When the audio streaming company updates investors on Wednesday, it is not expected to maintain the blistering rate of new subscriber growth experienced last year. Spotify, which reported 6 million new subscribers in the first three months last year and 11 million in its most recent quarter to the end of December, has told investors not to expect the boom to continue at such a pace.
In total, Spotify added 31 million new paying subscribers last year, as coronavirus lockdown boredom fuelled a boom in listening to music, and podcasts from Michelle Obama and Kim Kardashian to the Duke and Duchess of Sussex. It took the number of paying customers to 155 million, and its total monthly user base – including those on its free, advertising-supported tier – to 345 million.

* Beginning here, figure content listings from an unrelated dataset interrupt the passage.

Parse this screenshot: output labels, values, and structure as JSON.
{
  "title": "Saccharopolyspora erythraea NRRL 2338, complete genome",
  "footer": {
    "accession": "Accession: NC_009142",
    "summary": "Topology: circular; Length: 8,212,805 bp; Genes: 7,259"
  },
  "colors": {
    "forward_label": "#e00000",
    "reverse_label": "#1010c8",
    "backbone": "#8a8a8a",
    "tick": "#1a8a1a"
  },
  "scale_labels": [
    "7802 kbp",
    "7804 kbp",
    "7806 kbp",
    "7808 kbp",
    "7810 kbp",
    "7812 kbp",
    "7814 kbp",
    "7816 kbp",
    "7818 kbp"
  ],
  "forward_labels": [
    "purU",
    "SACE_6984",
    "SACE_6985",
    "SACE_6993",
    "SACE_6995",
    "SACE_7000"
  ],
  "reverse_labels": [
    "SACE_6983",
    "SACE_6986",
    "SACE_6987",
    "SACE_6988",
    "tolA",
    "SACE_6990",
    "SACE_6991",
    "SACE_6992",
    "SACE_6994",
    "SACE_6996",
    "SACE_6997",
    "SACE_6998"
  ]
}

However, in February, Spotify forecast that in a best-case scenario it would add 29 million new paying subscribers this year while at worst it expected 17m, almost half the total last year. The news rattled investors, who sold shares and sent Spotify’s shares down 8% despite the company beating Wall Street expectations on the growth rate of subscriber numbers and advertising for last year.
Spotify has forecast an operating loss of $200m to $300m this year, compared with an operating loss of $293m in 2020.

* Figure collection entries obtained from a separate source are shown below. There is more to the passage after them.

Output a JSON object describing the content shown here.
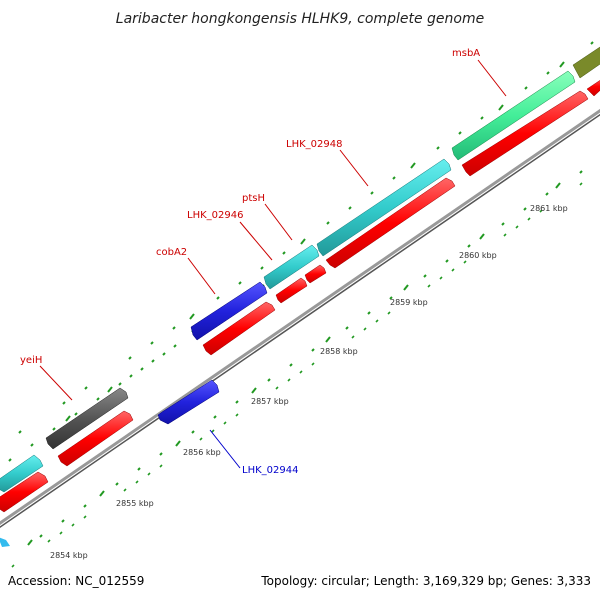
{
  "header": {
    "title": "Laribacter hongkongensis HLHK9, complete genome"
  },
  "footer": {
    "accession": "Accession: NC_012559",
    "summary": "Topology: circular; Length: 3,169,329 bp; Genes: 3,333"
  },
  "colors": {
    "cds_forward": "#ff0000",
    "cds_cyan": "#33cccc",
    "cds_blue": "#2222dd",
    "cds_gray": "#555555",
    "cds_green": "#44ee99",
    "cds_olive": "#7a8a2a",
    "tick": "#229922",
    "backbone": "#888888",
    "label_red": "#cc0000",
    "label_blue": "#0000cc"
  },
  "ruler": {
    "labels": [
      "2854 kbp",
      "2855 kbp",
      "2856 kbp",
      "2857 kbp",
      "2858 kbp",
      "2859 kbp",
      "2860 kbp",
      "2861 kbp"
    ]
  },
  "genes": {
    "yeiH": "yeiH",
    "cobA2": "cobA2",
    "lhk02946": "LHK_02946",
    "ptsH": "ptsH",
    "lhk02948": "LHK_02948",
    "msbA": "msbA",
    "lhk02944": "LHK_02944"
  }
}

Last week, Netflix reported a dramatic slowdown in subscribers in the first three months of 2021, ending a record run of growth during the Covid-19 pandemic and echoing the trend expected in Spotify’s numbers on Wednesday.
Despite the expected cooling of growth, Spotify continues to experience a significant pandemic bump. The company’s share price has doubled over the past year, giving it a market valuation of more than $50bn (£36bn).

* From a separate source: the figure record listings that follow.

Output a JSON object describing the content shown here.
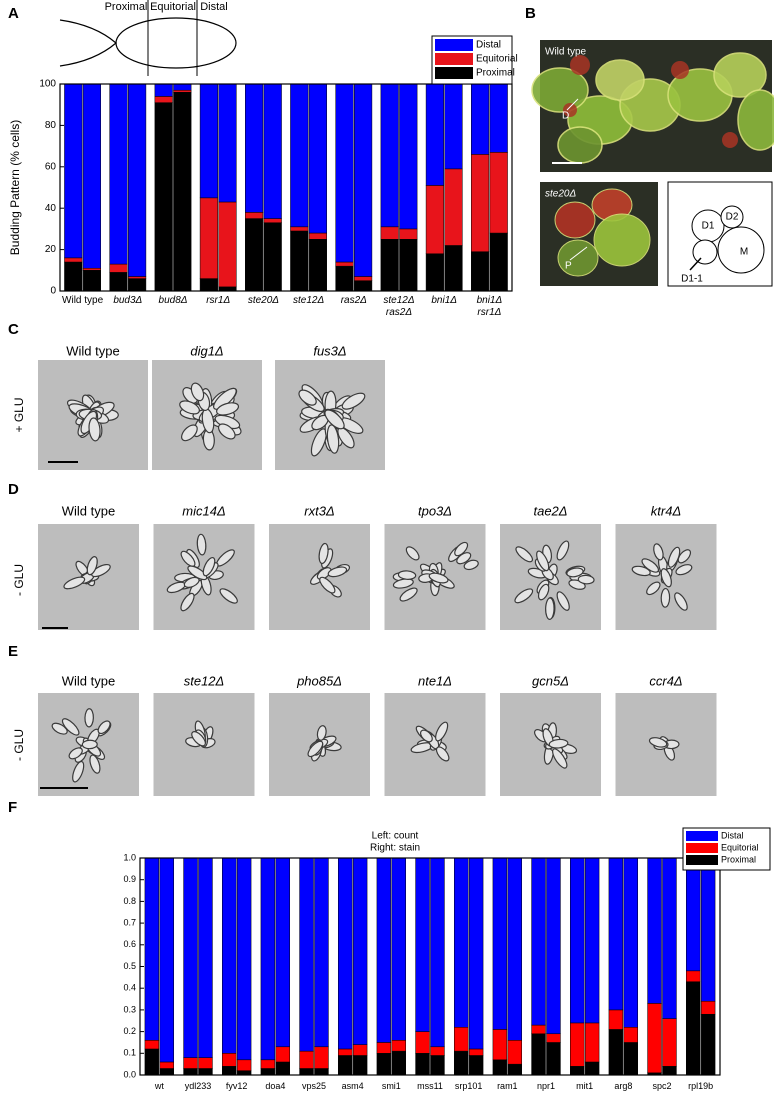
{
  "figure": {
    "panel_labels": [
      "A",
      "B",
      "C",
      "D",
      "E",
      "F"
    ],
    "diagram_a": [
      "Proximal",
      "Equitorial",
      "Distal"
    ],
    "panel_b": {
      "top_label": "Wild type",
      "top_marker": "D",
      "bottom_label": "ste20Δ",
      "bottom_marker": "P",
      "schematic": [
        "D1",
        "D2",
        "M",
        "D1-1"
      ]
    },
    "panel_c": {
      "condition": "+ GLU",
      "strains": [
        "Wild type",
        "dig1Δ",
        "fus3Δ"
      ]
    },
    "panel_d": {
      "condition": "- GLU",
      "strains": [
        "Wild type",
        "mic14Δ",
        "rxt3Δ",
        "tpo3Δ",
        "tae2Δ",
        "ktr4Δ"
      ]
    },
    "panel_e": {
      "condition": "- GLU",
      "strains": [
        "Wild type",
        "ste12Δ",
        "pho85Δ",
        "nte1Δ",
        "gcn5Δ",
        "ccr4Δ"
      ]
    }
  },
  "chart_data": [
    {
      "type": "bar",
      "stacked": true,
      "ylabel": "Budding Pattern (% cells)",
      "legend": "upper right",
      "categories": [
        "Wild type",
        "bud3Δ",
        "bud8Δ",
        "rsr1Δ",
        "ste20Δ",
        "ste12Δ",
        "ras2Δ",
        [
          "ste12Δ",
          "ras2Δ"
        ],
        "bni1Δ",
        [
          "bni1Δ",
          "rsr1Δ"
        ]
      ],
      "series": [
        {
          "name": "Distal",
          "color": "#0000ff",
          "values": [
            [
              84,
              89
            ],
            [
              87,
              93
            ],
            [
              6,
              3
            ],
            [
              55,
              57
            ],
            [
              62,
              65
            ],
            [
              69,
              72
            ],
            [
              86,
              93
            ],
            [
              69,
              70
            ],
            [
              49,
              41
            ],
            [
              34,
              33
            ]
          ]
        },
        {
          "name": "Equitorial",
          "color": "#e8141b",
          "values": [
            [
              2,
              1
            ],
            [
              4,
              1
            ],
            [
              3,
              1
            ],
            [
              39,
              41
            ],
            [
              3,
              2
            ],
            [
              2,
              3
            ],
            [
              2,
              2
            ],
            [
              6,
              5
            ],
            [
              33,
              37
            ],
            [
              47,
              39
            ]
          ]
        },
        {
          "name": "Proximal",
          "color": "#000000",
          "values": [
            [
              14,
              10
            ],
            [
              9,
              6
            ],
            [
              91,
              96
            ],
            [
              6,
              2
            ],
            [
              35,
              33
            ],
            [
              29,
              25
            ],
            [
              12,
              5
            ],
            [
              25,
              25
            ],
            [
              18,
              22
            ],
            [
              19,
              28
            ]
          ]
        }
      ],
      "ylim": [
        0,
        100
      ],
      "yticks": [
        0,
        20,
        40,
        60,
        80,
        100
      ]
    },
    {
      "type": "bar",
      "stacked": true,
      "annotations": [
        "Left:  count",
        "Right:  stain"
      ],
      "legend": "upper right",
      "categories": [
        "wt",
        "ydl233",
        "fyv12",
        "doa4",
        "vps25",
        "asm4",
        "smi1",
        "mss11",
        "srp101",
        "ram1",
        "npr1",
        "mit1",
        "arg8",
        "spc2",
        "rpl19b"
      ],
      "series": [
        {
          "name": "Distal",
          "color": "#0000ff",
          "values": [
            [
              0.84,
              0.94
            ],
            [
              0.92,
              0.92
            ],
            [
              0.9,
              0.93
            ],
            [
              0.93,
              0.87
            ],
            [
              0.89,
              0.87
            ],
            [
              0.88,
              0.86
            ],
            [
              0.85,
              0.84
            ],
            [
              0.8,
              0.87
            ],
            [
              0.78,
              0.88
            ],
            [
              0.79,
              0.84
            ],
            [
              0.77,
              0.81
            ],
            [
              0.76,
              0.76
            ],
            [
              0.7,
              0.78
            ],
            [
              0.67,
              0.74
            ],
            [
              0.52,
              0.66
            ]
          ]
        },
        {
          "name": "Equitorial",
          "color": "#ff0000",
          "values": [
            [
              0.04,
              0.03
            ],
            [
              0.05,
              0.05
            ],
            [
              0.06,
              0.05
            ],
            [
              0.04,
              0.07
            ],
            [
              0.08,
              0.1
            ],
            [
              0.03,
              0.05
            ],
            [
              0.05,
              0.05
            ],
            [
              0.1,
              0.04
            ],
            [
              0.11,
              0.03
            ],
            [
              0.14,
              0.11
            ],
            [
              0.04,
              0.04
            ],
            [
              0.2,
              0.18
            ],
            [
              0.09,
              0.07
            ],
            [
              0.32,
              0.22
            ],
            [
              0.05,
              0.06
            ]
          ]
        },
        {
          "name": "Proximal",
          "color": "#000000",
          "values": [
            [
              0.12,
              0.03
            ],
            [
              0.03,
              0.03
            ],
            [
              0.04,
              0.02
            ],
            [
              0.03,
              0.06
            ],
            [
              0.03,
              0.03
            ],
            [
              0.09,
              0.09
            ],
            [
              0.1,
              0.11
            ],
            [
              0.1,
              0.09
            ],
            [
              0.11,
              0.09
            ],
            [
              0.07,
              0.05
            ],
            [
              0.19,
              0.15
            ],
            [
              0.04,
              0.06
            ],
            [
              0.21,
              0.15
            ],
            [
              0.01,
              0.04
            ],
            [
              0.43,
              0.28
            ]
          ]
        }
      ],
      "ylim": [
        0,
        1
      ],
      "yticks": [
        {
          "value": 0,
          "label": "0.0"
        },
        0.1,
        0.2,
        0.3,
        0.4,
        0.5,
        0.6,
        0.7,
        0.8,
        0.9,
        {
          "value": 1,
          "label": "1.0"
        }
      ]
    }
  ]
}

Spotify has spent almost $1bn diversifying beyond its core music offering into podcasting, acquiring companies in the sector and striking key talent deals.
Daniel Ek, the founder and chief executive of Spotify, has said that the strategy has worked, making it more attractive to new customers as podcasting listening has doubled and provided a new advertising revenue stream.
This success has not gone unnoticed by Apple, which effectively started the podcast 16 years ago but has ceded ground to Spotify. Last week, the Silicon Valley company announced the launch of Apple Podcast subscriptions, offering users new content and ad-free listening, in 170 regions.
“Apple has somewhat squandered their lead in podcasting,” said Matt Deegan, the creative director at the radio and new media consultancy Folder Media. “They have finally woken up to the fact that Spotify is about to eat their lunch in the podcasting sector if they don’t innovate. This is Apple’s fightback.”
Since venturing into podcasting in 2019, Spotify’s acquisitions include $340m to buy the networks Gimlet and Anchor, and a reported $235m to buy Megaphone, which offers advertising technology for podcasts. Spotify has also spent millions on exclusive talent deals.
“Apple’s podcasting subscription service is clearly both an offensive and defensive move against Spotify,” said Dan Ives, an analyst at Wedbush. “Ultimately, we expect more exclusive content partnerships to be announced over the coming months to compete with Spotify in this quickly morphing podcasting arms race.”